Retratar os americanos que mudaram a história dos EUA exigiu mais que inspiração

Foram 11 dias na estrada para a produção de 'Os Americanos', série que a Folha publica desde 17 de dezembro

Não era uma missão fácil. Retratar a vida dos americanos que mudaram a história dos Estados Unidos em 2016 exigia mais do que inspiração.

Mas o ponto de partida era fundamental. Decidimos mostrar como as pessoas têm se relacionado com o país desde a eleição de Donald Trump —e quais suas perspectivas para a disputa de 2020— numa narrativa baseada em “The Americans”, uma das obras mais importantes da fotografia, produzida pelo suíço Robert Frank.

Na década de 1950, ele viajou por um ano e meio pelos EUA e escancarou a melancolia em contraste com o otimismo do sonho americano propagado pela TV naquela época.

No nosso caso, o tempo era outro. Para “Os Americanos”, série de três capítulos que a Folha publica desde 17 de dezembro, tínhamos 11 dias para cair na estrada e tentar explicar o cenário político costurado à vida cotidiana em quatro estados que serão novamente decisivos na corrida pela Casa Branca.

Os jornalistas Lalo de Almeida e Marina Dias em estrada próxima a Wisconsin Dells, nos EUA - Lalo de Almeida/Folhapress

O esforço de reportagem começou ainda em julho, quando esboçamos o roteiro pelo chamado Cinturão da Ferrugem para a viagem que aconteceria somente dali a três meses. Entre Pensilvânia, Ohio, Michigan e Wisconsin, escolhemos cidades que, segundo dados e estrategistas de campanha, poderiam nos oferecer os principais perfis da região: homens brancos, mais velhos e sem nível superior —fundamentais para a vitória de Trump— que se concentram em áreas rurais e pequenos centros urbanos do Meio Oeste do país.
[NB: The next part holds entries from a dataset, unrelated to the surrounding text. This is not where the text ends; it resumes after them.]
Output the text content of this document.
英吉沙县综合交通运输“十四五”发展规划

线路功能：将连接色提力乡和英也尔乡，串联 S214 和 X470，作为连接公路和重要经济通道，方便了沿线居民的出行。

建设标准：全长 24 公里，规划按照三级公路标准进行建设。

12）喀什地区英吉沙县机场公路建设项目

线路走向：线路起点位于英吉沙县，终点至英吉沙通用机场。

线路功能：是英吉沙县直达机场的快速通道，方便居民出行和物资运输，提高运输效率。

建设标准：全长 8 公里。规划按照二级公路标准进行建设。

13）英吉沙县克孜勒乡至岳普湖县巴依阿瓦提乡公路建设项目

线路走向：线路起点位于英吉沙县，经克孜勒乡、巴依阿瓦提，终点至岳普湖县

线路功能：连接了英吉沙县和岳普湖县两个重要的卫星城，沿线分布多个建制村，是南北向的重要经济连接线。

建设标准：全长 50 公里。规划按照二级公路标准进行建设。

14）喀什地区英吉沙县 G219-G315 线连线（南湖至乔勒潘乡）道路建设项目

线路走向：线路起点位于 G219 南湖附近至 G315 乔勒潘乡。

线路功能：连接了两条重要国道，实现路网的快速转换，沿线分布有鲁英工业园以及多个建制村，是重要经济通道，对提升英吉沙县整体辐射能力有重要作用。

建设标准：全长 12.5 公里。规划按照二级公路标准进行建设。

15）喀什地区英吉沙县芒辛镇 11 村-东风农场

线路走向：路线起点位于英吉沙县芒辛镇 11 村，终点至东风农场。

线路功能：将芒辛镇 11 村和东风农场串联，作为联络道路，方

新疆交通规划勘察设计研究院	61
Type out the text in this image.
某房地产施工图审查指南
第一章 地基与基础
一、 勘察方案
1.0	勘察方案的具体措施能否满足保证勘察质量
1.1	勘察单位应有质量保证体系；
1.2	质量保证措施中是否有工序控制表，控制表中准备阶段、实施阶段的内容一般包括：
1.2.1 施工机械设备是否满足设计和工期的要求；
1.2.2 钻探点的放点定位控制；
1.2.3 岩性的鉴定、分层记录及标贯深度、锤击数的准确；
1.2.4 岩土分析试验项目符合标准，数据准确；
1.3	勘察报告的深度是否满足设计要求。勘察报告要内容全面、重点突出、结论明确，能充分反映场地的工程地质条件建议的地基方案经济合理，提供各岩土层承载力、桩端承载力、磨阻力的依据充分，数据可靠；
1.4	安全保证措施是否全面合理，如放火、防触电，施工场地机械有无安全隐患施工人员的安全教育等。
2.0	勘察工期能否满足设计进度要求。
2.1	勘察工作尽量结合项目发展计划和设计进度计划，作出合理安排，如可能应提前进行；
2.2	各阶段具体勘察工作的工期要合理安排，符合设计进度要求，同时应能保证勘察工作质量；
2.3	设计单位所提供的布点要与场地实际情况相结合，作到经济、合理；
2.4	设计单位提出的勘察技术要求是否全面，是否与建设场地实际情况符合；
Também procurávamos mulheres e homens negros, eleitorado determinante à oposição do presidente, e aqueles que escolheram a democrata Hillary Clinton na disputa de três anos atrás.

Sabemos que muito ainda pode mudar no tabuleiro político, mas ouvir pessoas diretamente em seus estados era parte da nossa tentativa de traçar o atual termômetro da região que surpreendeu analistas em 2016.

Trump atropelou previsões e ganhou no Cinturão da Ferrugem com margem apertada, porém suficiente para sair vitorioso num país onde o sistema de voto é indireto, via Colégio Eleitoral. Com as cidades escolhidas, fizemos pesquisas para encontrar eventos ou histórias que pudessem ser simbólicas nesses municípios. 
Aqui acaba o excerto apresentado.